September 19 2014 Latest news:
Wednesday, January 16, 2013
Imogen Blake takes a tour of the Olympic Park to see how it’s changed since the 2012 Games.
I’m not usually a fan of watching competitive sports but I don’t know anyone who wasn’t mesmerised by Danny Boyle’s opening ceremony or the successes of Team GB last summer.
So as I walked onto a bus at Stratford station about to take me and 29 others around the Queen Elizabeth Olympic Park, I became slightly nervous.
I didn’t get tickets for the Games and the closest I had been to the site previously was looking at the Stadium and AcelorMittal Orbit structure through a train window on the way past Stratford.

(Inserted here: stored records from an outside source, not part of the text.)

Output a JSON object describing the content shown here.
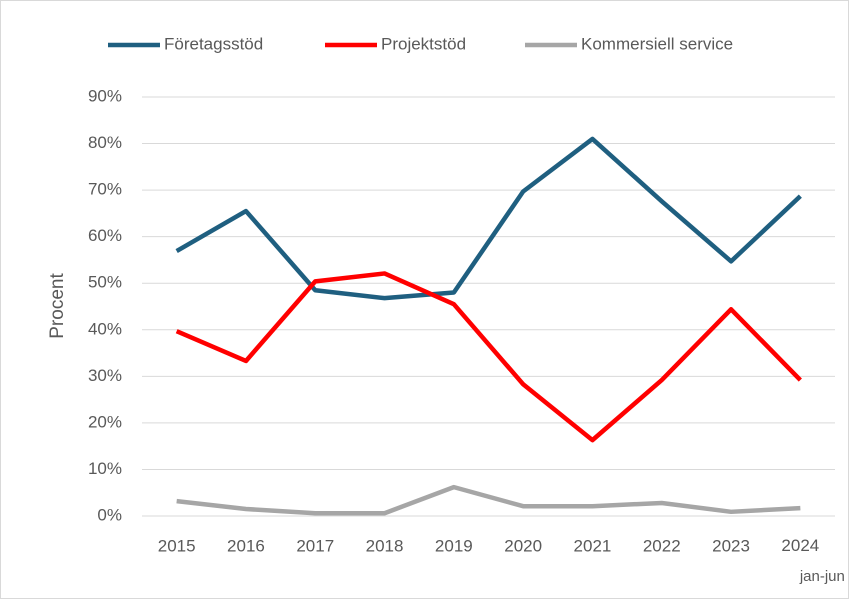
{
  "chart_data": {
    "type": "line",
    "y_label": "Procent",
    "categories": [
      "2015",
      "2016",
      "2017",
      "2018",
      "2019",
      "2020",
      "2021",
      "2022",
      "2023",
      "2024\njan-jun"
    ],
    "series": [
      {
        "name": "Företagsstöd",
        "color": "#1f5f80",
        "values": [
          56.9,
          65.5,
          48.5,
          46.8,
          48,
          69.7,
          81,
          67.6,
          54.7,
          68.7
        ]
      },
      {
        "name": "Projektstöd",
        "color": "#ff0000",
        "values": [
          39.7,
          33.3,
          50.4,
          52.1,
          45.5,
          28.3,
          16.3,
          29.2,
          44.4,
          29.2
        ]
      },
      {
        "name": "Kommersiell service",
        "color": "#a6a6a6",
        "values": [
          3.2,
          1.5,
          0.6,
          0.6,
          6.2,
          2.1,
          2.1,
          2.8,
          0.9,
          1.7
        ]
      }
    ],
    "ylim": [
      0,
      90
    ],
    "yticks": [
      {
        "value": 0,
        "label": "0%"
      },
      {
        "value": 10,
        "label": "10%"
      },
      {
        "value": 20,
        "label": "20%"
      },
      {
        "value": 30,
        "label": "30%"
      },
      {
        "value": 40,
        "label": "40%"
      },
      {
        "value": 50,
        "label": "50%"
      },
      {
        "value": 60,
        "label": "60%"
      },
      {
        "value": 70,
        "label": "70%"
      },
      {
        "value": 80,
        "label": "80%"
      },
      {
        "value": 90,
        "label": "90%"
      }
    ],
    "grid": true,
    "legend": "top"
  }
}
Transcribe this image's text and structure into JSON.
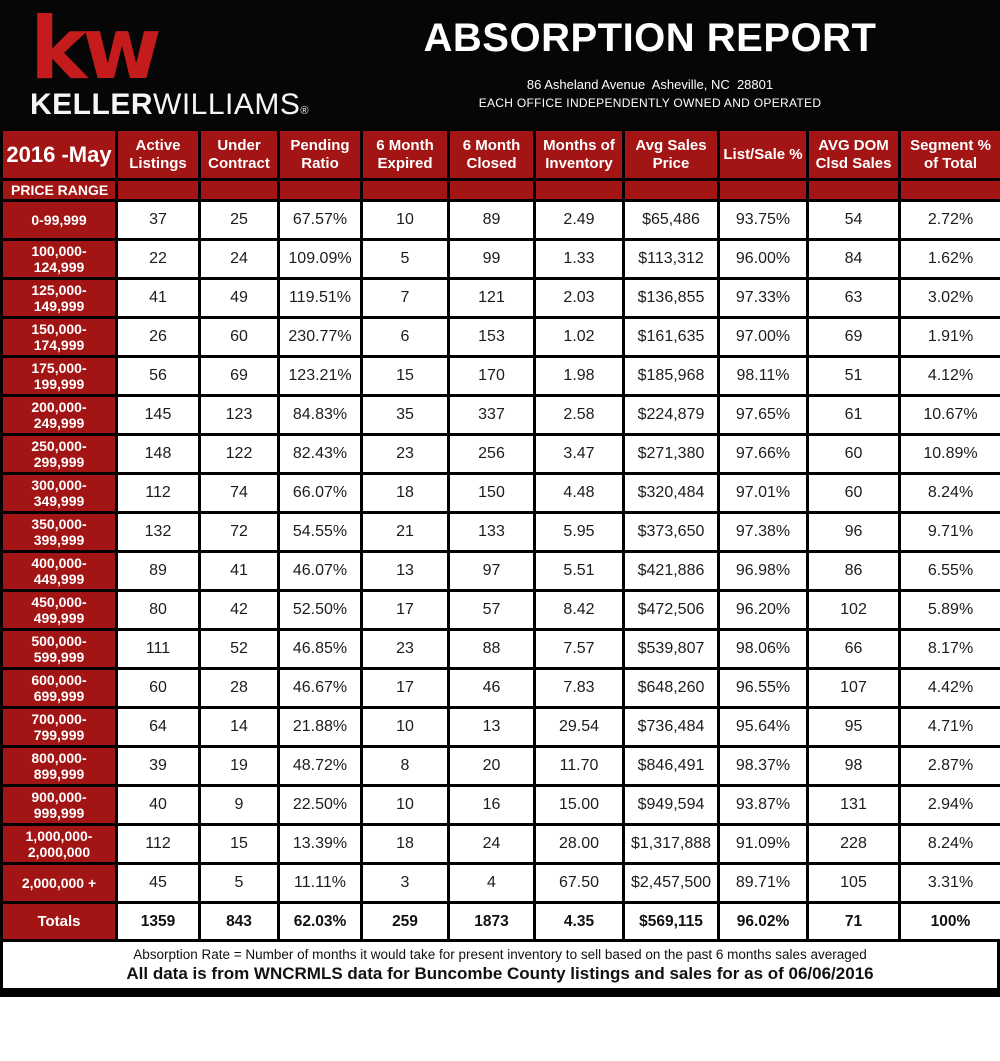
{
  "header": {
    "logo_mark": "kw",
    "logo_name_bold": "KELLER",
    "logo_name_light": "WILLIAMS",
    "logo_reg": "®",
    "title": "ABSORPTION REPORT",
    "address": "86 Asheland Avenue  Asheville, NC  28801",
    "tagline": "EACH OFFICE INDEPENDENTLY OWNED AND OPERATED"
  },
  "table": {
    "period_label": "2016 -May",
    "price_range_label": "PRICE RANGE",
    "columns": [
      "Active\nListings",
      "Under\nContract",
      "Pending\nRatio",
      "6 Month\nExpired",
      "6 Month\nClosed",
      "Months of\nInventory",
      "Avg Sales\nPrice",
      "List/Sale %",
      "AVG DOM\nClsd Sales",
      "Segment %\nof Total"
    ],
    "rows": [
      {
        "range": "0-99,999",
        "values": [
          "37",
          "25",
          "67.57%",
          "10",
          "89",
          "2.49",
          "$65,486",
          "93.75%",
          "54",
          "2.72%"
        ]
      },
      {
        "range": "100,000-\n124,999",
        "values": [
          "22",
          "24",
          "109.09%",
          "5",
          "99",
          "1.33",
          "$113,312",
          "96.00%",
          "84",
          "1.62%"
        ]
      },
      {
        "range": "125,000-\n149,999",
        "values": [
          "41",
          "49",
          "119.51%",
          "7",
          "121",
          "2.03",
          "$136,855",
          "97.33%",
          "63",
          "3.02%"
        ]
      },
      {
        "range": "150,000-\n174,999",
        "values": [
          "26",
          "60",
          "230.77%",
          "6",
          "153",
          "1.02",
          "$161,635",
          "97.00%",
          "69",
          "1.91%"
        ]
      },
      {
        "range": "175,000-\n199,999",
        "values": [
          "56",
          "69",
          "123.21%",
          "15",
          "170",
          "1.98",
          "$185,968",
          "98.11%",
          "51",
          "4.12%"
        ]
      },
      {
        "range": "200,000-\n249,999",
        "values": [
          "145",
          "123",
          "84.83%",
          "35",
          "337",
          "2.58",
          "$224,879",
          "97.65%",
          "61",
          "10.67%"
        ]
      },
      {
        "range": "250,000-\n299,999",
        "values": [
          "148",
          "122",
          "82.43%",
          "23",
          "256",
          "3.47",
          "$271,380",
          "97.66%",
          "60",
          "10.89%"
        ]
      },
      {
        "range": "300,000-\n349,999",
        "values": [
          "112",
          "74",
          "66.07%",
          "18",
          "150",
          "4.48",
          "$320,484",
          "97.01%",
          "60",
          "8.24%"
        ]
      },
      {
        "range": "350,000-\n399,999",
        "values": [
          "132",
          "72",
          "54.55%",
          "21",
          "133",
          "5.95",
          "$373,650",
          "97.38%",
          "96",
          "9.71%"
        ]
      },
      {
        "range": "400,000-\n449,999",
        "values": [
          "89",
          "41",
          "46.07%",
          "13",
          "97",
          "5.51",
          "$421,886",
          "96.98%",
          "86",
          "6.55%"
        ]
      },
      {
        "range": "450,000-\n499,999",
        "values": [
          "80",
          "42",
          "52.50%",
          "17",
          "57",
          "8.42",
          "$472,506",
          "96.20%",
          "102",
          "5.89%"
        ]
      },
      {
        "range": "500,000-\n599,999",
        "values": [
          "111",
          "52",
          "46.85%",
          "23",
          "88",
          "7.57",
          "$539,807",
          "98.06%",
          "66",
          "8.17%"
        ]
      },
      {
        "range": "600,000-\n699,999",
        "values": [
          "60",
          "28",
          "46.67%",
          "17",
          "46",
          "7.83",
          "$648,260",
          "96.55%",
          "107",
          "4.42%"
        ]
      },
      {
        "range": "700,000-\n799,999",
        "values": [
          "64",
          "14",
          "21.88%",
          "10",
          "13",
          "29.54",
          "$736,484",
          "95.64%",
          "95",
          "4.71%"
        ]
      },
      {
        "range": "800,000-\n899,999",
        "values": [
          "39",
          "19",
          "48.72%",
          "8",
          "20",
          "11.70",
          "$846,491",
          "98.37%",
          "98",
          "2.87%"
        ]
      },
      {
        "range": "900,000-\n999,999",
        "values": [
          "40",
          "9",
          "22.50%",
          "10",
          "16",
          "15.00",
          "$949,594",
          "93.87%",
          "131",
          "2.94%"
        ]
      },
      {
        "range": "1,000,000-\n2,000,000",
        "values": [
          "112",
          "15",
          "13.39%",
          "18",
          "24",
          "28.00",
          "$1,317,888",
          "91.09%",
          "228",
          "8.24%"
        ]
      },
      {
        "range": "2,000,000 +",
        "values": [
          "45",
          "5",
          "11.11%",
          "3",
          "4",
          "67.50",
          "$2,457,500",
          "89.71%",
          "105",
          "3.31%"
        ]
      }
    ],
    "totals": {
      "label": "Totals",
      "values": [
        "1359",
        "843",
        "62.03%",
        "259",
        "1873",
        "4.35",
        "$569,115",
        "96.02%",
        "71",
        "100%"
      ]
    }
  },
  "footer": {
    "note": "Absorption Rate = Number of months it would take for present inventory to sell based on the past 6 months sales averaged",
    "source": "All data is from WNCRMLS data for Buncombe County listings and sales for as of 06/06/2016"
  },
  "colors": {
    "brand_red": "#c41c1c",
    "table_red": "#a31414",
    "banner_black": "#060606"
  }
}
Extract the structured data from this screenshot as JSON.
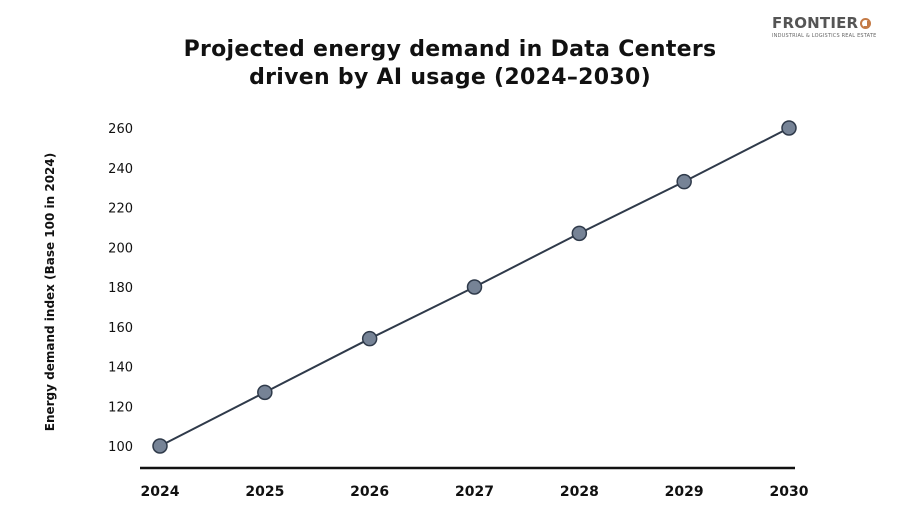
{
  "logo": {
    "name": "FRONTIER",
    "tagline": "INDUSTRIAL & LOGISTICS REAL ESTATE",
    "brand_color": "#c47a45"
  },
  "chart_data": {
    "type": "line",
    "title_line1": "Projected energy demand in Data Centers",
    "title_line2": "driven by AI usage (2024–2030)",
    "xlabel": "",
    "ylabel": "Energy demand index (Base 100 in 2024)",
    "x": [
      "2024",
      "2025",
      "2026",
      "2027",
      "2028",
      "2029",
      "2030"
    ],
    "series": [
      {
        "values": [
          100,
          127,
          154,
          180,
          207,
          233,
          260
        ]
      }
    ],
    "yticks": [
      100,
      120,
      140,
      160,
      180,
      200,
      220,
      240,
      260
    ],
    "ylim": [
      100,
      260
    ],
    "grid": false,
    "legend": "none",
    "colors": {
      "line": "#2f3a4a",
      "marker_fill": "#768396",
      "marker_stroke": "#2f3a4a",
      "axis": "#111111"
    }
  }
}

But the grounds have since become a building site as part of the transformation into a local park for sporting activities, housing, and entertainment, the north part of which will open in July this year.
Before we set off, chirpy tour guide Sarah Salem, 62, prepared us for a different Park to the one we had all seen on TV. I couldn’t shake the feeling we were about to see a graveyard of Olympic memories.
But as soon as the Stadium’s white, jagged shell came into view, I knew I needn’t have worried. The venues still look as magnificent as they did in July and August except now they are surrounded by mounds of soil, orange and white barriers, and fluorescent-vested construction workers.
The hockey arena has gone, leaving a stretch of dirt behind, and only the striking white shell of the Basketball Arena remains of that temporary structure.
We weren’t allowed off the bus because the Park is a restricted access building site but the tour still offers unique views of the transformation.
As Sarah said to us before we set off: “Just because the Olympics has come and gone, it doesn’t mean it has to be done with.”
Tours run three times a day on Wednesdays, Thursdays and Fridays and are open to the public on some weekends.